Maybe she doesn’t want to let it go; after all, then it will be over, gone, who will leave little effigies in the trees? Do people really fear success? You think: this may be your last move. It is nothing if not inevitable in a completely surprising way. Oh, you little bitch. Maybe you should shut up. Maybe you should shut up. Maybe this bit doesn’t take the horse. Maybe I should go fuck myself.

How does it feel to end a book?

Baby, You’re no Good

“We delude ourselves in the appraisal of our own works and in our perpetual misappraisal of the works of others. See you at the Nobel, writers say, as one might say: see you in Hell.”  Roberto Bolano, 2666

What do we really mean when we tell ourselves that we suck? Do we also think we are great with equal passion? Does it mean we are without talent, ego, will, drive, passion, or imagination. Is it soothing to say it: I suck. Only  you don’t really mean it. Could you go on if you really believed it? Or how about: This is shit. What does that mean?  We tell ourselves a million different things all day long in relation to our writing. For me there’s nothing worse than getting up after a few hours and thinking something is good. Wait, scratch that. For me there is nothing worse than getting up after a few hours and thinking something is shit. Back up: for me there is nothing worse than wasting a few hours examining the pores on my face. What can I say: writing is looking in a mirror, down a well, through a forest that smells. It’s bread and cheese, it’s the lower lumbar crying, the balls itchy beyond belief. How do you know if you’re good, if you’re work is good? If you’re on the cover of Time Magazine? How many, even then, cry:  am I good? Do I suck? Is this shit? And does it matter, I mean beyond the check clearing as our beloved A. would say? Lower your standards! Raise high roof beam, carpenter! See you in Hell!

Do you suck?

Now You Won’t Stop Calling Me, I’m Kinda Busy*

Good god, how do the bloggers do it every day? I know people who get paid to do it, so that’s one thing, but right now I have a fever and some kind of all-over body ache and I can’t even keep the goldfish down. (The ones by Pepperidge Farm, not the kind that silently judge you while you make love with your spouse.) Anyway, I wanted to at least say hi and leave you with something, anything, to keep you hanging on till Lerner gets back.

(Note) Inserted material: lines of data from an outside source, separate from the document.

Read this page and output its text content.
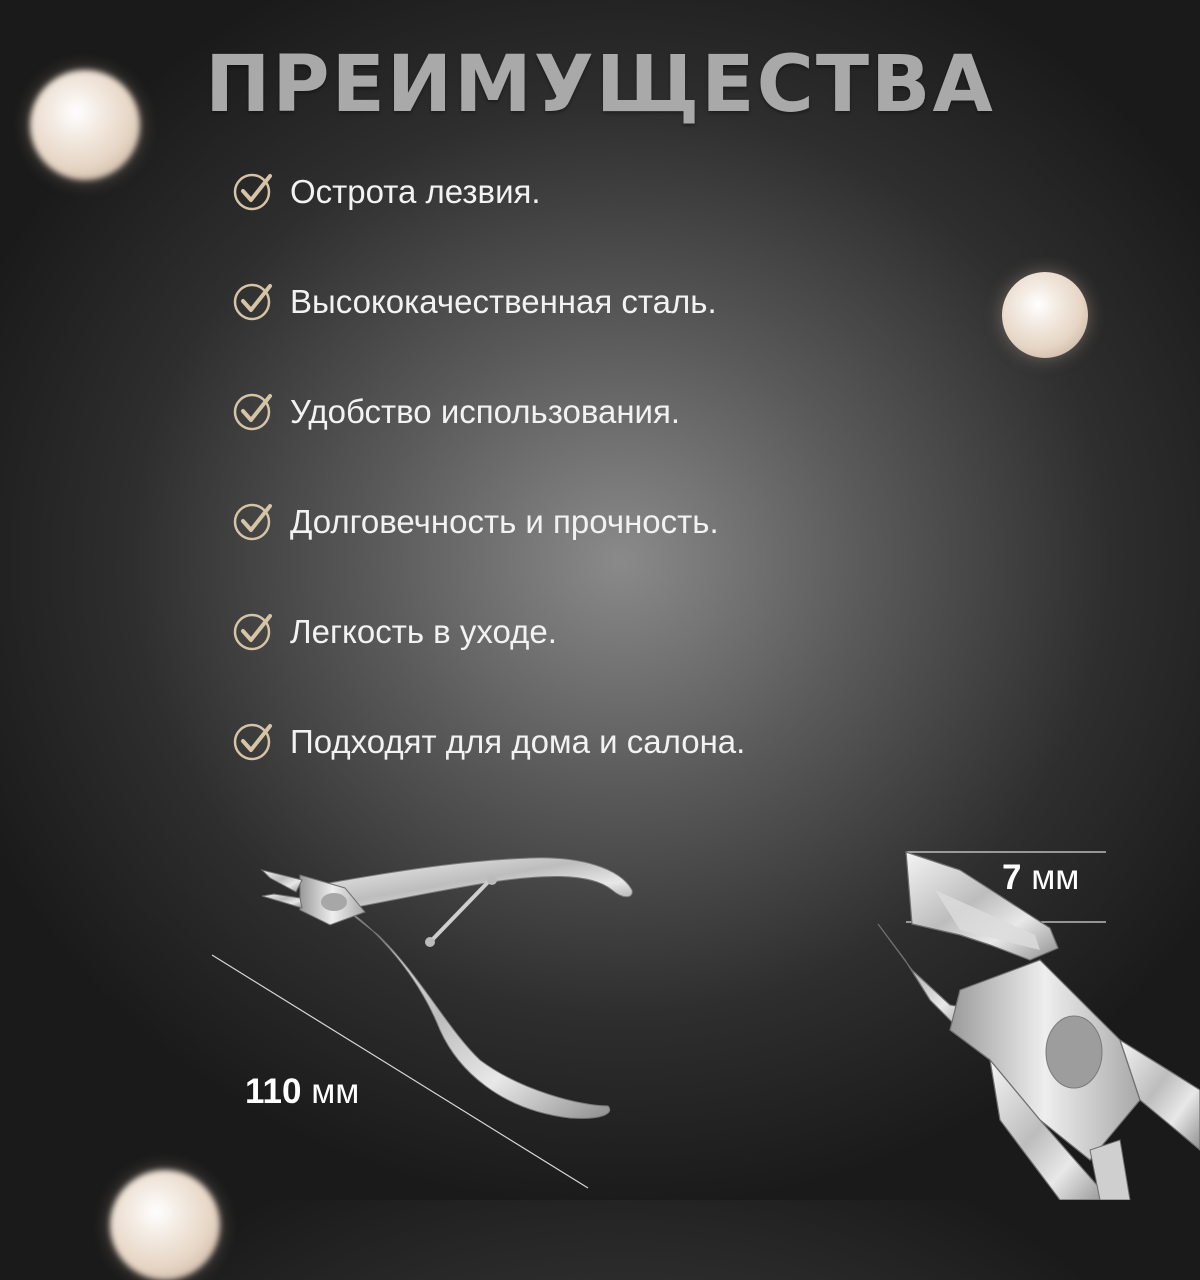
ПРЕИМУЩЕСТВА
Острота лезвия.
Высококачественная сталь.
Удобство использования.
Долговечность и прочность.
Легкость в уходе.
Подходят для дома и салона.
110 мм
7 мм
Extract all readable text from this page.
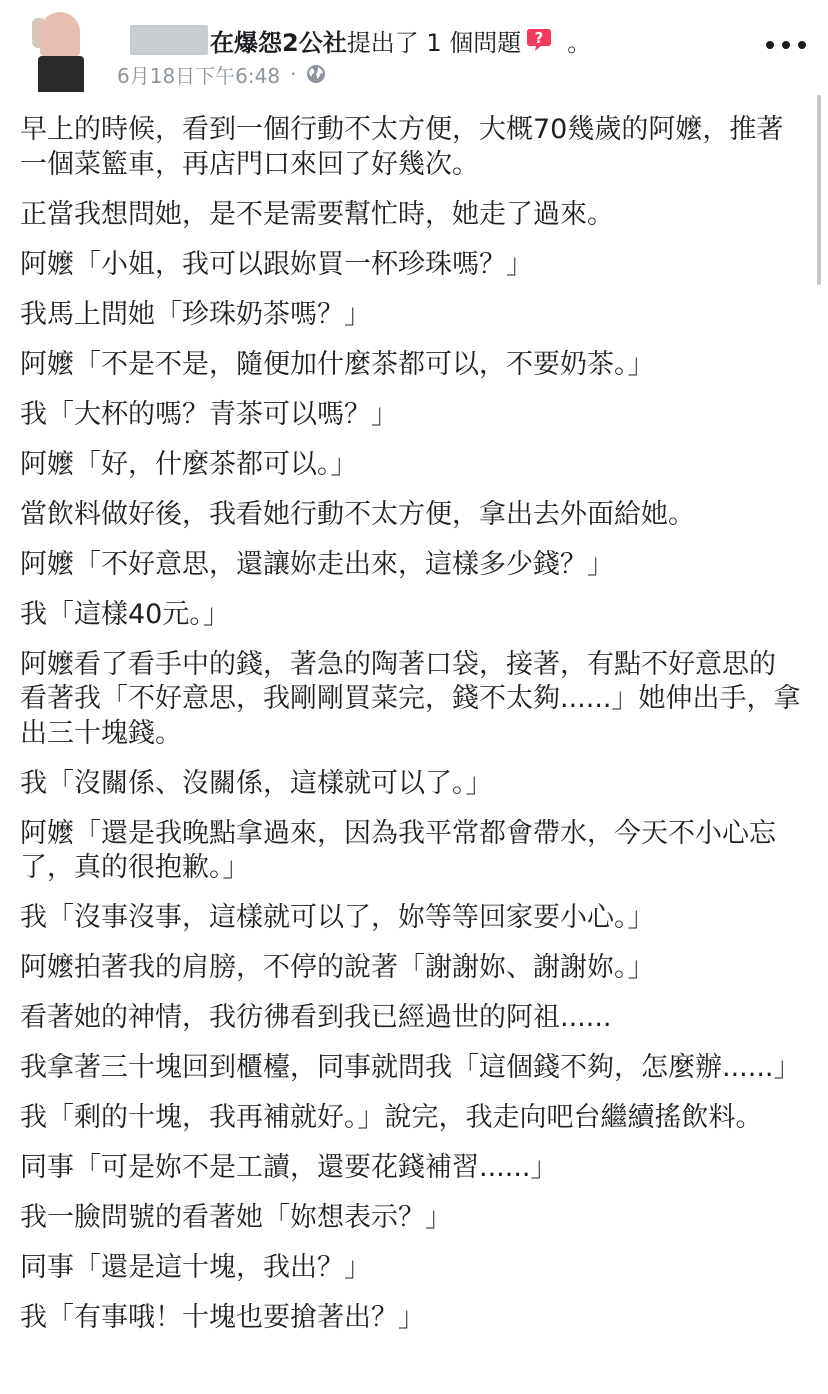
在爆怨2公社 提出了 1 個問題 ? 。
6月18日下午6:48 ·

早上的時候，看到一個行動不太方便，大概70幾歲的阿嬤，推著一個菜籃車，再店門口來回了好幾次。

正當我想問她，是不是需要幫忙時，她走了過來。

阿嬤「小姐，我可以跟妳買一杯珍珠嗎？」

我馬上問她「珍珠奶茶嗎？」

阿嬤「不是不是，隨便加什麼茶都可以，不要奶茶。」

我「大杯的嗎？青茶可以嗎？」

阿嬤「好，什麼茶都可以。」

當飲料做好後，我看她行動不太方便，拿出去外面給她。

阿嬤「不好意思，還讓妳走出來，這樣多少錢？」

我「這樣40元。」

阿嬤看了看手中的錢，著急的陶著口袋，接著，有點不好意思的看著我「不好意思，我剛剛買菜完，錢不太夠......」她伸出手，拿出三十塊錢。

我「沒關係、沒關係，這樣就可以了。」

阿嬤「還是我晚點拿過來，因為我平常都會帶水，今天不小心忘了，真的很抱歉。」

我「沒事沒事，這樣就可以了，妳等等回家要小心。」

阿嬤拍著我的肩膀，不停的說著「謝謝妳、謝謝妳。」

看著她的神情，我彷彿看到我已經過世的阿祖......

我拿著三十塊回到櫃檯，同事就問我「這個錢不夠，怎麼辦......」

我「剩的十塊，我再補就好。」說完，我走向吧台繼續搖飲料。

同事「可是妳不是工讀，還要花錢補習......」

我一臉問號的看著她「妳想表示？」

同事「還是這十塊，我出？」

我「有事哦！十塊也要搶著出？」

These images are from a website called Better Book Titles by a comedian named Dan Wilbur, who was bummed everytime he went to the bookstore to browse and couldn’t tell from the cover or jacket copy what the heck the book was supposed to be about. So he made new covers so America could get the gist. Some of them are funnier than others, you know, but this is the best thing I saw today through my fever haze.

Is The Girl With the Pearl Earring Tattoo worth reading? Cause when books get this popular I simply skip em.

* This post was written by Erin Hosier, who has studied under Betsy Lerner for 2666 years.

Count the Headlights on the Highway

Should you know your competitor’s work or avoid it at all costs? Should you sleep with the enemy? When I was working on The Forest for the Trees, there was one book that terrified me and I stayed far away from it. It was everywhere, it was beloved, and duh it was about writing. It had the greatest title, the kind of title that appealed on every level,  and a sublime jacket, the kind of jacket that makes you want to own it, and only suits the book more after you’ve read it. Everyone seemed to have read it and everyone loved the motherfucker. Of course, I’m talking about Bird By Bird. I knew if I read it, I would never write my book. The shadow it cast was too large. I finally read it years later and here’s a newsflash, it’s wonderful. As it turns out, I really didn’t have to worry since Lamott’s book is about writing, and mine is about self-loathing. Phew.

Do you avoid certain books that you fear may steal your thunder,  intimidate you,  influence you too much,  flatten you, or kill you? Or do you read the competition first, bring it on. Or perhaps you feel there’s room for all kinds of voices and you don’t feel competitive about your work or the work of others. Then again, that might be the lobotomy talking.